Fertilization regulates maize nutrient use efficiency through soil rhizosphere biological network and root transcriptome

Abstract

Fertilization impacts soil biological communities, affecting their diversity, structure, and composition. These communities are crucial in rhizosphere microenvironment, influencing root genes expression and nutrient absorption/utilization of the crop. This study investigated the effects of different fertilization methods on rhizosphere biological network, transcriptome responses in maize roots, fertilizer use efficiency and maize yield in a long-term field experiment. The results revealed that the BCNPK (adding biochar to synthetic fertilizers) treatment exhibited the highest maize yield, which was 21–23 % higher than other fertilization treatments. Additionally, the BCNPK and RSDNPK (partial synthetic nitrogen replacement with crop residue) demonstrated significant advantages in minimizing nitrogen loss and enhancing nitrogen absorption and utilization efficiency. Compared to NPK (synthetic fertilizers), BCNPK, and OMNPK (partial synthetic nitrogen replacement with pig slurry), the network complexity of bacteria and fungi decreased under the RSDNPK treatment.
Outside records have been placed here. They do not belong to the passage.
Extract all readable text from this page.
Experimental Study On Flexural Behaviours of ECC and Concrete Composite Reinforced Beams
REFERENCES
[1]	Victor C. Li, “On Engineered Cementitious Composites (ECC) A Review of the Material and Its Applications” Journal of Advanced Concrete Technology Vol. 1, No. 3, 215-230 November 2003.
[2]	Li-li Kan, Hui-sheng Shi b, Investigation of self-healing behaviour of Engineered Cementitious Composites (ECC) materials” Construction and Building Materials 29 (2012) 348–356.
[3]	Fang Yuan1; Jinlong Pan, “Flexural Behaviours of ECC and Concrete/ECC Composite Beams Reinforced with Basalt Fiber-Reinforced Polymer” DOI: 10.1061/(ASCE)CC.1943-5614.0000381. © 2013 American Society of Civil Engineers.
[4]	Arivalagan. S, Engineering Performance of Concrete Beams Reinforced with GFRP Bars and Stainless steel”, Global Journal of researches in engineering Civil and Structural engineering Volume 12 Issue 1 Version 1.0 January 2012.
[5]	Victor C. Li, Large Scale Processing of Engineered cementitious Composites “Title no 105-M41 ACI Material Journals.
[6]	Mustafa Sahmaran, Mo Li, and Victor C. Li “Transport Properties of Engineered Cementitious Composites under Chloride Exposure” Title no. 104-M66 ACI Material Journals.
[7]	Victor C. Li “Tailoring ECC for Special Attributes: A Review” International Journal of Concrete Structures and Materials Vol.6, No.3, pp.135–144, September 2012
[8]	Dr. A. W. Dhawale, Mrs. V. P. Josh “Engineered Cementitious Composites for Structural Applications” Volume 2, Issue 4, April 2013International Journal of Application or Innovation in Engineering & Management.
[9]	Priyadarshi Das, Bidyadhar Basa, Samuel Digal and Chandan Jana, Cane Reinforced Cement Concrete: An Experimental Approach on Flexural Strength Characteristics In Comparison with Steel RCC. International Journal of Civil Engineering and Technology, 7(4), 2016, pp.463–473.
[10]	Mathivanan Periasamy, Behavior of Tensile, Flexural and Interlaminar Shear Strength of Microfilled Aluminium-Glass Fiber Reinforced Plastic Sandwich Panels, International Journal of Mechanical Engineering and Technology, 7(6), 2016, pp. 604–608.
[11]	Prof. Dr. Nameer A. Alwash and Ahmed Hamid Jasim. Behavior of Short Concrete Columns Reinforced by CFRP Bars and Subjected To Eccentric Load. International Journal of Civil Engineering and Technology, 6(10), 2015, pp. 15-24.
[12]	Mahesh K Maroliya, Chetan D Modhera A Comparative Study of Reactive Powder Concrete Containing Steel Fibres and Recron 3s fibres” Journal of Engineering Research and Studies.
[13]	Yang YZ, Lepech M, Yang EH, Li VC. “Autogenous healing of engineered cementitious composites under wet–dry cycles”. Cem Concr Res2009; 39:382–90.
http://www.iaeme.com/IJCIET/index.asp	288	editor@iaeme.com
The co-occurrence network analysis revealed that fertilization modulated the biological community's composition and abundance, which led to the formation of distinct ecological clusters in rhizosphere biological network. Furthermore, the abundance of these ecological clusters exhibited a significant correlation with crop yield and nutrient uptake. Structure equation modelling demonstrated that alterations in soil physicochemical properties significantly affected soil biodiversity and genes expression in maize root. Furthermore, soil biodiversity significantly correlated with the maize yield, underscored the pivotal role of rhizosphere organisms in determining crop yield. These findings serve as a foundational reference for subsequent researches on the mechanistic interactions between rhizosphere organisms and plants.